The decline in retail consumer interest continued in December with sales down from 8.8 in November to 6.1, according to Manheim’s Dealer Dashboard.

December is generally a quiet month for used car retailers and the figures come as no surprise.

Sales performance is significantly behind that of December 2008 (9.9 sales), but it is on a par with 2010 (6.5) and 2011 (6.8).

Consumers were put off by some poor weather as interested buyers increasingly substituted a dealership visit with a virtual one.

“A day doesn’t go by without there being a new and different prediction about the economy and its impact on consumers.

"While 2012 looks set to be another difficult year and with new car sales still depressed, 2012 will be the year of the used car, which should be firmly entrenched in a dealer’s strategy,” said John Simpson, managing director of Manheim Retail Services.

With dealers keeping a firm eye on the expected January uplift and a slightly younger model mix bringing in some more attractive stock, wholesale market average stock for retail values rose a respectable £129 to £7,762.

“Dealers have clearly learnt the lesson of two years ago when forecourts were left bare and sales opportunities went begging.

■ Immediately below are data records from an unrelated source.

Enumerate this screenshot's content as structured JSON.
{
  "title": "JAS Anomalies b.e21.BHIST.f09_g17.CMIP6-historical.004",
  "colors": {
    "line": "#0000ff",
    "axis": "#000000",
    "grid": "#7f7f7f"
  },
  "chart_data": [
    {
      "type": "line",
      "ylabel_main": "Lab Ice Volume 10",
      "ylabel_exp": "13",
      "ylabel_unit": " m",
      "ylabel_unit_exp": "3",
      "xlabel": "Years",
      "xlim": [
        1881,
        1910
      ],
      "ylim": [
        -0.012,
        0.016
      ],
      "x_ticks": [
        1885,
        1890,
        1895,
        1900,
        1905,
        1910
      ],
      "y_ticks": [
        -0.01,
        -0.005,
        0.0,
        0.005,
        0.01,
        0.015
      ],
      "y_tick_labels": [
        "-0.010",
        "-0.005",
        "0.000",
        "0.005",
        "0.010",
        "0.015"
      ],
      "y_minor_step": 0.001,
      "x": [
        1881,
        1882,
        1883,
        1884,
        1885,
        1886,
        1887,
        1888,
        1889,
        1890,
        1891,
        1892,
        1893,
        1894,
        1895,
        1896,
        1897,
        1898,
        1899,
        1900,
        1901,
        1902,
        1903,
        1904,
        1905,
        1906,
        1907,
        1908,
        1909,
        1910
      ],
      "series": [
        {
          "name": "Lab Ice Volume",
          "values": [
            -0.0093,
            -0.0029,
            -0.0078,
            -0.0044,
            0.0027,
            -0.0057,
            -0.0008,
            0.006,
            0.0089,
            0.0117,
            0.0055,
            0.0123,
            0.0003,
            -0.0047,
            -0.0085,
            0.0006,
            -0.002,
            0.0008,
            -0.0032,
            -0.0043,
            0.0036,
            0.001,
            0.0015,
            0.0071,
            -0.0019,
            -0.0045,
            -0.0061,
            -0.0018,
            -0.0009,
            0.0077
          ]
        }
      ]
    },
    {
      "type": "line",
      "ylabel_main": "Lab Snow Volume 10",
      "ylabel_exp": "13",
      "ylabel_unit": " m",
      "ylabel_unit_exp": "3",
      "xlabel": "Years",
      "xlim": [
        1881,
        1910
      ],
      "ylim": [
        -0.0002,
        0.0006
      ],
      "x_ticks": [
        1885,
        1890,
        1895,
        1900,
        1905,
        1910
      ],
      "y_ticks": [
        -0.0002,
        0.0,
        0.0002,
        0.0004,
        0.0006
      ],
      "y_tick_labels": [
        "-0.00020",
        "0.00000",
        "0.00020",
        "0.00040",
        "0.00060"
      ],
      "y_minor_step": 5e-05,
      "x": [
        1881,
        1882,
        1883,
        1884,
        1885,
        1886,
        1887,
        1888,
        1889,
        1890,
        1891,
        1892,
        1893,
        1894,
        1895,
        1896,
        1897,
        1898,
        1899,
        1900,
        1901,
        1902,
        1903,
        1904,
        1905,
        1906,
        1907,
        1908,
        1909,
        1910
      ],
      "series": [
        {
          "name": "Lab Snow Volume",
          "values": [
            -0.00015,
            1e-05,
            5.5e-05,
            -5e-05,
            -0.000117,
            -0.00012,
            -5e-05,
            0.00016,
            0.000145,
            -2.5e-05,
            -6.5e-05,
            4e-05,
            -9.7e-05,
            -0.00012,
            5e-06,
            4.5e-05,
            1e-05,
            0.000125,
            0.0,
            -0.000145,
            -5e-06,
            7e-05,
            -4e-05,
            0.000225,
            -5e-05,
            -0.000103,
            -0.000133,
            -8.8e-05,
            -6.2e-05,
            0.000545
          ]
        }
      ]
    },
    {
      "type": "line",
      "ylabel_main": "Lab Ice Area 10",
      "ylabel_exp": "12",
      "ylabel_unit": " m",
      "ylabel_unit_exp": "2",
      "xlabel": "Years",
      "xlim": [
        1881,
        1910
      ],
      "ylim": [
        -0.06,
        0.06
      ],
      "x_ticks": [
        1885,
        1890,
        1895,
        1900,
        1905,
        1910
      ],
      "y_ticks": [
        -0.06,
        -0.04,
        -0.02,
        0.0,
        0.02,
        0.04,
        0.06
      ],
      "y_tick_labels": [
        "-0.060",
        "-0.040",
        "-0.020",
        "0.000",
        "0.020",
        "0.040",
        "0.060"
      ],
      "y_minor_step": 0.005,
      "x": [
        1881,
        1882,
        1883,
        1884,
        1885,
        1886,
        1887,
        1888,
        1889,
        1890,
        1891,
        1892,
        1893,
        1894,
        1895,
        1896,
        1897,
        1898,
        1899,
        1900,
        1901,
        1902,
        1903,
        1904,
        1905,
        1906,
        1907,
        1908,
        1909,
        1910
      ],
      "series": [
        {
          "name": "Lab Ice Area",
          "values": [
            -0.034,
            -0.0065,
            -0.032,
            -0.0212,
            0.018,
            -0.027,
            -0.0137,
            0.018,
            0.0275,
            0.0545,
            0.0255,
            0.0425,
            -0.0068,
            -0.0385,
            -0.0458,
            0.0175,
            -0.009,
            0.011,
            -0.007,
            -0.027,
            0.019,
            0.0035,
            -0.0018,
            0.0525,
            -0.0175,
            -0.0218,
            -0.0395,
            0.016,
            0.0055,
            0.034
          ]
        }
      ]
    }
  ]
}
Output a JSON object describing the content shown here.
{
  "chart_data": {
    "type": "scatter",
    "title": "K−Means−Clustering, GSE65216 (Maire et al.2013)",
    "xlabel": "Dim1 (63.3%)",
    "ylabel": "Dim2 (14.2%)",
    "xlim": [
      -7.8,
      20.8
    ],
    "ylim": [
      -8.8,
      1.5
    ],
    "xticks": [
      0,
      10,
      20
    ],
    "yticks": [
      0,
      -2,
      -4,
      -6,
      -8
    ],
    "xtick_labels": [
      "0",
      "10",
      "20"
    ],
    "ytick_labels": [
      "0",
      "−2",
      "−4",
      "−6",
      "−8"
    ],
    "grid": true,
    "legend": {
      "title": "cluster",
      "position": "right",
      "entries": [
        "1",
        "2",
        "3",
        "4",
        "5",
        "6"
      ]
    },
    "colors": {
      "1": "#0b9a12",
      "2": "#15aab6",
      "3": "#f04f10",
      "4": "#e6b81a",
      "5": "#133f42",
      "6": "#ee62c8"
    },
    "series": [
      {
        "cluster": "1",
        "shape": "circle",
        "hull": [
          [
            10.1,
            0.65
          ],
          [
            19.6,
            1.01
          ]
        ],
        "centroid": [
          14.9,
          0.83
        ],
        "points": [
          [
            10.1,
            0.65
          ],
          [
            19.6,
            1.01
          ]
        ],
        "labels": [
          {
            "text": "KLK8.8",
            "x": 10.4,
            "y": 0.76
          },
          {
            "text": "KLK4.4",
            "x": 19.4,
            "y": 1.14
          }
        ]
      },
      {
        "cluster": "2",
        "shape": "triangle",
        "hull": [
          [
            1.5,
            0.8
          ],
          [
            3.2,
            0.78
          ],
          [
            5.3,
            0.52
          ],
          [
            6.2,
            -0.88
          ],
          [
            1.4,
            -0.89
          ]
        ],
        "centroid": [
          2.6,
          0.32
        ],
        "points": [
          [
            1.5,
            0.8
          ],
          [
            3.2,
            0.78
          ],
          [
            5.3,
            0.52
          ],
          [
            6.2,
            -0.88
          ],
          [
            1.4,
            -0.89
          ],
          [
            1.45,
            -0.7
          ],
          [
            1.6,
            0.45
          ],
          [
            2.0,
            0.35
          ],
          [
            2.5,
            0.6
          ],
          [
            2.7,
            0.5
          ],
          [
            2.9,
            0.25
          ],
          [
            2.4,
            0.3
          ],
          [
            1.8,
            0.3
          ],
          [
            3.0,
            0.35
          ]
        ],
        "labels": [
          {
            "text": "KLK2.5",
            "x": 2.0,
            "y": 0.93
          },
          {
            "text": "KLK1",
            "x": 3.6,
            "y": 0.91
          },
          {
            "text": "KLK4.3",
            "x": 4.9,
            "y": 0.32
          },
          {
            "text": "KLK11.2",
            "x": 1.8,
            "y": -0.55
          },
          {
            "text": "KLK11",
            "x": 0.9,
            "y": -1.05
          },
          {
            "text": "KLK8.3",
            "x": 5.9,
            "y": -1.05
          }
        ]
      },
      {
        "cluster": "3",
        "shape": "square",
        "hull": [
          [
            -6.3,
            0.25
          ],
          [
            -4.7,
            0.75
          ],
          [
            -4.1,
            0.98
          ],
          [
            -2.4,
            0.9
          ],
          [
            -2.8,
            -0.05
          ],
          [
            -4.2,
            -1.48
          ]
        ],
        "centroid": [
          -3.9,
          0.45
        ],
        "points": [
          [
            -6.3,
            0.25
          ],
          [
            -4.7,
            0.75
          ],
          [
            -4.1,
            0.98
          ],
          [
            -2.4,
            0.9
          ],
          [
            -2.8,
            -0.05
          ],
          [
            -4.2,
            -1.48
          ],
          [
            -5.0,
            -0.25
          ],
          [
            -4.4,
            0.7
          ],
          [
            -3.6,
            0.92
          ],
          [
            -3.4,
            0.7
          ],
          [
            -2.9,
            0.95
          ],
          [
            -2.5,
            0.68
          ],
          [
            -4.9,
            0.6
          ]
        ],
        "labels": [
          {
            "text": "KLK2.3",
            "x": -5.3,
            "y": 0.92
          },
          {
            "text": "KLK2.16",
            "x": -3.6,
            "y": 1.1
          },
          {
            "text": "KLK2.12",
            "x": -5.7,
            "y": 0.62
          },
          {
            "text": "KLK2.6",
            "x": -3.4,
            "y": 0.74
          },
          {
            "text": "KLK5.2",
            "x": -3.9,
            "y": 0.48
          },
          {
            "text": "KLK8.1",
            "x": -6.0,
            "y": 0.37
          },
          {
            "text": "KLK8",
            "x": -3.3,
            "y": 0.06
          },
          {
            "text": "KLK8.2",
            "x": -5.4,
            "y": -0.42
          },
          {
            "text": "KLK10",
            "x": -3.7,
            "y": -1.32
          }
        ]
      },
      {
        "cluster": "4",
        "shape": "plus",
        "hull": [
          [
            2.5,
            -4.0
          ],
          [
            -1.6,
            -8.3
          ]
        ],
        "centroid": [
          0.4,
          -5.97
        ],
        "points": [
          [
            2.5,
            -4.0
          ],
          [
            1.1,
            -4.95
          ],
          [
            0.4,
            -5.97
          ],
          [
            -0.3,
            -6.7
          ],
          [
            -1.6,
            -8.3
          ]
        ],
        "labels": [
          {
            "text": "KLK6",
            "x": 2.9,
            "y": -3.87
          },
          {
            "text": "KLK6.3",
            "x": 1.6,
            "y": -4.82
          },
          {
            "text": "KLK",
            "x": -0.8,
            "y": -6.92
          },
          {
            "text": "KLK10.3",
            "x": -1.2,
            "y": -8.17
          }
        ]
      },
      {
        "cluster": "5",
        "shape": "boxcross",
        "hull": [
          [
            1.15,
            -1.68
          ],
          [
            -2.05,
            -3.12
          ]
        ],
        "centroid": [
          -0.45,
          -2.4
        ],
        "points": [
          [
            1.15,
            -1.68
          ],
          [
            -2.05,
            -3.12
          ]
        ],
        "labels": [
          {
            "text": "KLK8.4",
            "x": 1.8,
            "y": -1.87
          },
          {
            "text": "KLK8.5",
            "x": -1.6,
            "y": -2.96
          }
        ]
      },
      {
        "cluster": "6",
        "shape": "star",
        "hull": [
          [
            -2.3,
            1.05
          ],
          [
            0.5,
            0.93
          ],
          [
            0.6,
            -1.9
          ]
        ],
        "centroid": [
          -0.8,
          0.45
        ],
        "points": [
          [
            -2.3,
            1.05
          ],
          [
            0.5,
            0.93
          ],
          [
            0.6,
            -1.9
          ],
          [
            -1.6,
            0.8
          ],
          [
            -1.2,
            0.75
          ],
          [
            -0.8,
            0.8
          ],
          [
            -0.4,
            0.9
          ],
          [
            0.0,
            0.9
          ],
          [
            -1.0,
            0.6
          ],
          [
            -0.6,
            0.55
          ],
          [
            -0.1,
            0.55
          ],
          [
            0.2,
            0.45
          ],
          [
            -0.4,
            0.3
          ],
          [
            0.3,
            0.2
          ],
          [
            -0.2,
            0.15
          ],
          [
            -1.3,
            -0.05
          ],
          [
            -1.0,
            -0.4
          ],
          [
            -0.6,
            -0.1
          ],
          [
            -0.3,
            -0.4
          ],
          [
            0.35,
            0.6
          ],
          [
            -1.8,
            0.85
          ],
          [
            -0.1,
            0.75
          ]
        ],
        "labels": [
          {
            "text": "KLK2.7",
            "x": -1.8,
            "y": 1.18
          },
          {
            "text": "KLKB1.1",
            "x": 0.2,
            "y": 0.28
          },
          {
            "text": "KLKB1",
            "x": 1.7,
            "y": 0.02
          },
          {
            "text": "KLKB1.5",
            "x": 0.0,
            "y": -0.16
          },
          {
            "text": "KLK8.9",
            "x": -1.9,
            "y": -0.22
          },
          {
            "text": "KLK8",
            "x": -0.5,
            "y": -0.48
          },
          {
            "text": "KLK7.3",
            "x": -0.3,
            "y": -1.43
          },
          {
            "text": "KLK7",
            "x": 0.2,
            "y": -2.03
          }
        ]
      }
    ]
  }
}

"Even with the fragility of today’s market, demand for good quality stock remains high,” said Mike Pilkington, managing director of Manheim Remarketing.

Despite values improving, buyers are still having to sift the good from the poor and are continuing to be very wary of the plethora of stock that is not ready to retail.

All segments enjoyed a rise in values with compact executive segments enjoying the largest increase of 7% over last month.

The lower value part-exchange market remained relatively flat. On average, stock available increased in age and mileage compared with November and values dipped accordingly by £84 to £2,362.

Values are 6% higher than December 2010 and conversion rates remain healthy for the time of year.